Note: A failed ping does not always mean the host is down. Firewalls often block ICMP while allowing application ports such as TCP 443.

Traceroute

traceroute and Windows tracert show the path packets take toward a destination.

traceroute www.cisco.com
tracert www.cisco.com

Traceroute helps identify:

  • Routing loops.
  • Unexpected paths.
  • The hop where traffic stops.
  • Latency between hops.

Linux traceroute commonly uses UDP probes by default, while some platforms use ICMP. Firewalls can affect the output.

DNS Checks

Use nslookup or dig to confirm that a name resolves to the expected address.

nslookup www.cisco.com
dig www.cisco.com

DNS checks help identify:

  • Missing records.
  • Unexpected IP addresses.
  • Incorrect DNS servers.
  • Cached stale records.

For more information, please see Analyzing DNS page.

Application Port Checks

After IP reachability works, test the actual application port.

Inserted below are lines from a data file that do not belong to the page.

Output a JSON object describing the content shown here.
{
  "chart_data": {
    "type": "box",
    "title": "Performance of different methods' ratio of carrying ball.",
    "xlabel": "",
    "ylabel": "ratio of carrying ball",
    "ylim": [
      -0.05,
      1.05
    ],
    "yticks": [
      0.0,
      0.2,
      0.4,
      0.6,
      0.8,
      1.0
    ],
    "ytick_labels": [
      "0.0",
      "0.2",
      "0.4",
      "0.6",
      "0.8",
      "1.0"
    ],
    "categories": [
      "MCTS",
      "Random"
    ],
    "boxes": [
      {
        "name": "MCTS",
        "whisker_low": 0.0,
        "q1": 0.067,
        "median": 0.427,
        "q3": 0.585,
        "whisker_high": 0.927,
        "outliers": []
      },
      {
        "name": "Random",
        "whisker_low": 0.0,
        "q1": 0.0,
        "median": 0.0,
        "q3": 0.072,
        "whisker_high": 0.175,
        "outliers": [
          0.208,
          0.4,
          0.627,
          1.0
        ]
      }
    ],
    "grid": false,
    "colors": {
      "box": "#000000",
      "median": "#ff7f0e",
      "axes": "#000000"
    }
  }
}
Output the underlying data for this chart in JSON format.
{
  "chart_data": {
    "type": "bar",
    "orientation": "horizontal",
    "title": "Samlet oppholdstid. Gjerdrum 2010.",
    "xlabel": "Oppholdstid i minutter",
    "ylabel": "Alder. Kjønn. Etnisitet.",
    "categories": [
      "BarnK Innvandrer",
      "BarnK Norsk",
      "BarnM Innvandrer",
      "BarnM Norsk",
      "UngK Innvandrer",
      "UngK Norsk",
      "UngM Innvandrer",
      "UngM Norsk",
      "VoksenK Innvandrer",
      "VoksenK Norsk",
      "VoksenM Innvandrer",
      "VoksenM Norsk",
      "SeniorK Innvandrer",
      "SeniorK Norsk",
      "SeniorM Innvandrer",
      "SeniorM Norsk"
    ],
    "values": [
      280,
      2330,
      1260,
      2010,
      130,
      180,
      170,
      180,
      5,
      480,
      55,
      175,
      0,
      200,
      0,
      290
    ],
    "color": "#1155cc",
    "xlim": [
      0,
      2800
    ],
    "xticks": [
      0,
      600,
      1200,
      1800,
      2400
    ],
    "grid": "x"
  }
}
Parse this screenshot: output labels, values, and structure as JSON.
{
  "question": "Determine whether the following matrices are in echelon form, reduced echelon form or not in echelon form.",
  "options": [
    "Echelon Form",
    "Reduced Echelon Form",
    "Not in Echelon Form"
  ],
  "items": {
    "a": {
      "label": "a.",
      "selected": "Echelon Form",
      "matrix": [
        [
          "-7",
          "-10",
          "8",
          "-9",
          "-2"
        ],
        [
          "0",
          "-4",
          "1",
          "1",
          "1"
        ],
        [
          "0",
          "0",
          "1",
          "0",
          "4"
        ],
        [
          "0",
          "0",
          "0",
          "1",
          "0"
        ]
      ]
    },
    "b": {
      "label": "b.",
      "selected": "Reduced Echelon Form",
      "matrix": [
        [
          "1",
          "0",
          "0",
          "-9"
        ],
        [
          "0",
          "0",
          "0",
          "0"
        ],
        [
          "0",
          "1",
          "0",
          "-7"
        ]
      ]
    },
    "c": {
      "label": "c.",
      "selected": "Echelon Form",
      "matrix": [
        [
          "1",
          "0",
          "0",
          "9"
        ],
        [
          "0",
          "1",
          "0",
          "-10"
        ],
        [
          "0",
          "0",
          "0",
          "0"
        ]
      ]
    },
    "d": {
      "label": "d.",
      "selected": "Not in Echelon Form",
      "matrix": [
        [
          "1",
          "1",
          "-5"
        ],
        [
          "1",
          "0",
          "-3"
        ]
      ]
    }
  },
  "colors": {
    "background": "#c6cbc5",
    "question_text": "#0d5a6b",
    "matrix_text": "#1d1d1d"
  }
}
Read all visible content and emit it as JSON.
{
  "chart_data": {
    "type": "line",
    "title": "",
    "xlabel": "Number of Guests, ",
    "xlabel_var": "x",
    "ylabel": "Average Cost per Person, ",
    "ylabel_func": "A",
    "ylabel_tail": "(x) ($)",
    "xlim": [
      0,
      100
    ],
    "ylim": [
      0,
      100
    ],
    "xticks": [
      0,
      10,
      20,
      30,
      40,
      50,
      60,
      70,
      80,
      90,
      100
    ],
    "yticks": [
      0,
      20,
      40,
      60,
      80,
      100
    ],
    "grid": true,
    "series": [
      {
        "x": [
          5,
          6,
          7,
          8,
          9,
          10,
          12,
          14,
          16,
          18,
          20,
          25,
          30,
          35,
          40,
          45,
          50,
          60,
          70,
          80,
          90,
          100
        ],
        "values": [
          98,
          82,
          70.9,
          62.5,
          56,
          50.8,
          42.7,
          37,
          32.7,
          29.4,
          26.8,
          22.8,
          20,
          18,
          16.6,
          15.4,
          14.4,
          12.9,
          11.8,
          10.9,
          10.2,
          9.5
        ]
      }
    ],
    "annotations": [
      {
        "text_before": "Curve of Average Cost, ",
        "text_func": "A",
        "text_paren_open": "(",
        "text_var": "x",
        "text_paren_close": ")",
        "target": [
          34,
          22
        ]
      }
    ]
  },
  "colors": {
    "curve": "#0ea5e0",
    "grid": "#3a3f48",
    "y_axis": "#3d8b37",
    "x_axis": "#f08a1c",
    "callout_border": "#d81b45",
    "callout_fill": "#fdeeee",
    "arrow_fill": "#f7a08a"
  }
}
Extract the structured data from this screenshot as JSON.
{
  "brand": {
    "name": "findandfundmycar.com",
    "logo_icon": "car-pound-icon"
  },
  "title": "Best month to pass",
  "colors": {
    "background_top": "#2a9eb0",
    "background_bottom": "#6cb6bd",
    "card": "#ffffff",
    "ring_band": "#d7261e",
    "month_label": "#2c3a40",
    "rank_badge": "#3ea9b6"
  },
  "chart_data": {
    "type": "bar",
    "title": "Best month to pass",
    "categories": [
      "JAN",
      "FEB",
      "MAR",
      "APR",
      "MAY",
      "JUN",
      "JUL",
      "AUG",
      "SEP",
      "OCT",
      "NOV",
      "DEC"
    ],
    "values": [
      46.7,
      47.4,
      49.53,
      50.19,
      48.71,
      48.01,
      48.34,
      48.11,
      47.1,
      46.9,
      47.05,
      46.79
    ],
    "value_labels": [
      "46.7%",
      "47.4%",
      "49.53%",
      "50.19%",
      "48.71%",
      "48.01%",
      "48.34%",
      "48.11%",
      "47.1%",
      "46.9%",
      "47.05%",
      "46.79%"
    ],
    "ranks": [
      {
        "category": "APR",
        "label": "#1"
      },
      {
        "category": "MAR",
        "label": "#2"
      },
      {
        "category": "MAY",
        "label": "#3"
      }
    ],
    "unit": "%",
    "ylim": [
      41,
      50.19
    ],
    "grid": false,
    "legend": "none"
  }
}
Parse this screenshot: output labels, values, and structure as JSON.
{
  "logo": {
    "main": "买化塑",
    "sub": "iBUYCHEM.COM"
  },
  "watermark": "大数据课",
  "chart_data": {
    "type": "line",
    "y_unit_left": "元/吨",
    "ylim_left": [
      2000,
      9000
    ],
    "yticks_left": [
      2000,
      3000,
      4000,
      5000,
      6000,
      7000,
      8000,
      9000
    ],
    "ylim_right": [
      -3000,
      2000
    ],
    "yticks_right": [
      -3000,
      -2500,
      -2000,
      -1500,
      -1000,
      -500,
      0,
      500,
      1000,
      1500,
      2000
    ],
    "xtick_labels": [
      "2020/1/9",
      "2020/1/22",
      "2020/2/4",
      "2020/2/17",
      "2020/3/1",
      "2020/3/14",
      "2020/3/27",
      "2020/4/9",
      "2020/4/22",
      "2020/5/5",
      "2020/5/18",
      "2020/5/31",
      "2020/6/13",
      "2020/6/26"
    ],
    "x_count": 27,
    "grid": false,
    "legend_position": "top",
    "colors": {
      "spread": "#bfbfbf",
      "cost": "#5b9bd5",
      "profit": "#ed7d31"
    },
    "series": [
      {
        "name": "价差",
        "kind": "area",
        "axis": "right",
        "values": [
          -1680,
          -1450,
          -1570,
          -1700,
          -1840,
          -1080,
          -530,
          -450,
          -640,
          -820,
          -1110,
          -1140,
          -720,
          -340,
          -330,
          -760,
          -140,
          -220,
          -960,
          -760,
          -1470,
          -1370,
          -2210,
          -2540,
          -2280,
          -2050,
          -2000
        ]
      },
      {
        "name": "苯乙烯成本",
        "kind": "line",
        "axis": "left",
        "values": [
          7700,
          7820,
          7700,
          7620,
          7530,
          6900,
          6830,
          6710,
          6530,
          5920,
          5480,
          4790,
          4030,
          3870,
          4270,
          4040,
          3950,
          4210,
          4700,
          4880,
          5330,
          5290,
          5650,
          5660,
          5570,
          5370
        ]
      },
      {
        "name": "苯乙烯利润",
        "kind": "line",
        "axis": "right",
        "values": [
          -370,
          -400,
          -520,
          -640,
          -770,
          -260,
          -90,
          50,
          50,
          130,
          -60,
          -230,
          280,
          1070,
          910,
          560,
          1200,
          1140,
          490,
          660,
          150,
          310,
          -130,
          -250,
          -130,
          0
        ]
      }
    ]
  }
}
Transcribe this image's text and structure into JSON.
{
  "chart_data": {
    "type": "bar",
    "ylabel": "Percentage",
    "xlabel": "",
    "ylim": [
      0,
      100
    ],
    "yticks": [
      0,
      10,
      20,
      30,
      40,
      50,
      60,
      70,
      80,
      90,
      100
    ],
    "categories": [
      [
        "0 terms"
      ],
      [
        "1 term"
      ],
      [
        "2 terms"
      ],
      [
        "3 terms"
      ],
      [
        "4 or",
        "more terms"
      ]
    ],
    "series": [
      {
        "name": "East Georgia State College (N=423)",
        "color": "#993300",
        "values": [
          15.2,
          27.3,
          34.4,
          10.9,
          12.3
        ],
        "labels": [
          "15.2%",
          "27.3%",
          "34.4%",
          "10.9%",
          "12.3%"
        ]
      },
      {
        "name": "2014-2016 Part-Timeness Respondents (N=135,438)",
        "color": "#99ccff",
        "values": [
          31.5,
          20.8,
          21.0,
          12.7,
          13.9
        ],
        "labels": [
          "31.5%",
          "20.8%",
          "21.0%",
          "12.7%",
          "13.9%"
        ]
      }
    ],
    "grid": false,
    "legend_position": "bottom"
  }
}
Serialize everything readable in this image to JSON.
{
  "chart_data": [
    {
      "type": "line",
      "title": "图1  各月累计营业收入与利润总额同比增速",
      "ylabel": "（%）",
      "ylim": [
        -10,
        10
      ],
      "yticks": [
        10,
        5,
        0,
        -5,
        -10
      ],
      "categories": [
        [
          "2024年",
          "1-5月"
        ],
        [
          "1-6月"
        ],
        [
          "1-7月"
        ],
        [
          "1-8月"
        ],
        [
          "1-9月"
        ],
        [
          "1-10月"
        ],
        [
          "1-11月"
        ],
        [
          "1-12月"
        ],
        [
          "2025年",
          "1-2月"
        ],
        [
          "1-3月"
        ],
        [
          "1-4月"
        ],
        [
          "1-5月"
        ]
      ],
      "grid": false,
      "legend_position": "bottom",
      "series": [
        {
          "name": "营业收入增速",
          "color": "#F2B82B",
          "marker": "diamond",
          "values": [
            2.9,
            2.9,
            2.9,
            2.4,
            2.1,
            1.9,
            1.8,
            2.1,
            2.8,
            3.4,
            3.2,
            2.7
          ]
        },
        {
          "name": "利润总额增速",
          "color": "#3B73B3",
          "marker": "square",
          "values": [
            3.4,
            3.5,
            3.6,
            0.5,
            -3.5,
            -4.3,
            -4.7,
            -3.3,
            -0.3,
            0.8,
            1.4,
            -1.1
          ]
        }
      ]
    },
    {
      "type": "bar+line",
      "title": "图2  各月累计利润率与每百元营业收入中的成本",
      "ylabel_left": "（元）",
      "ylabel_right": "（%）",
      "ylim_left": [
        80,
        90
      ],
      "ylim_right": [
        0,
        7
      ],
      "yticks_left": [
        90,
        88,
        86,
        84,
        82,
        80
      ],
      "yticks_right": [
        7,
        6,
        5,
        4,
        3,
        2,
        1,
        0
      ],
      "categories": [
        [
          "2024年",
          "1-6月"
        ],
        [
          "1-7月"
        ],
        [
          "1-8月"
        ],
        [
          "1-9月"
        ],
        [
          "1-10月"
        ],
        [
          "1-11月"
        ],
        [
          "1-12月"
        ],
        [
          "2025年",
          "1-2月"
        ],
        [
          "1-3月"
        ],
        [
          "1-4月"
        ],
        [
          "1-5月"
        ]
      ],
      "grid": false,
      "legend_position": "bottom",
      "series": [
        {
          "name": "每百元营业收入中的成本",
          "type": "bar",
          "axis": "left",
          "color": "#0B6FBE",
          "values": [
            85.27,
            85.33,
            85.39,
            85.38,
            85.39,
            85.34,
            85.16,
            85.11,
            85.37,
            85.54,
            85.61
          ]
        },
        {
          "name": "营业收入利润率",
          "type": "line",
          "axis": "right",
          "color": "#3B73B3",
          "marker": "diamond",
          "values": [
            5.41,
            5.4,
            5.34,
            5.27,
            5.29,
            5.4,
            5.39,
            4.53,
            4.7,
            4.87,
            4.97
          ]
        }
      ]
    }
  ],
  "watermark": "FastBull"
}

curl -I https://example.com
telnet example.com 443

If the port is blocked, check:

  • Host firewalls.
  • Network firewalls.
  • Security groups or network ACLs.
  • Load balancer listeners and health checks.
  • Proxy and reverse proxy rules.

Performance Checks

Some problems only appear under load. Tools such as iperf can generate traffic to test throughput, delay, and packet loss.

When performance is the issue, also check:

  • Bandwidth saturation.
  • QoS policy.
  • Packet drops.
  • Load balancer health.
  • Backend database or application latency.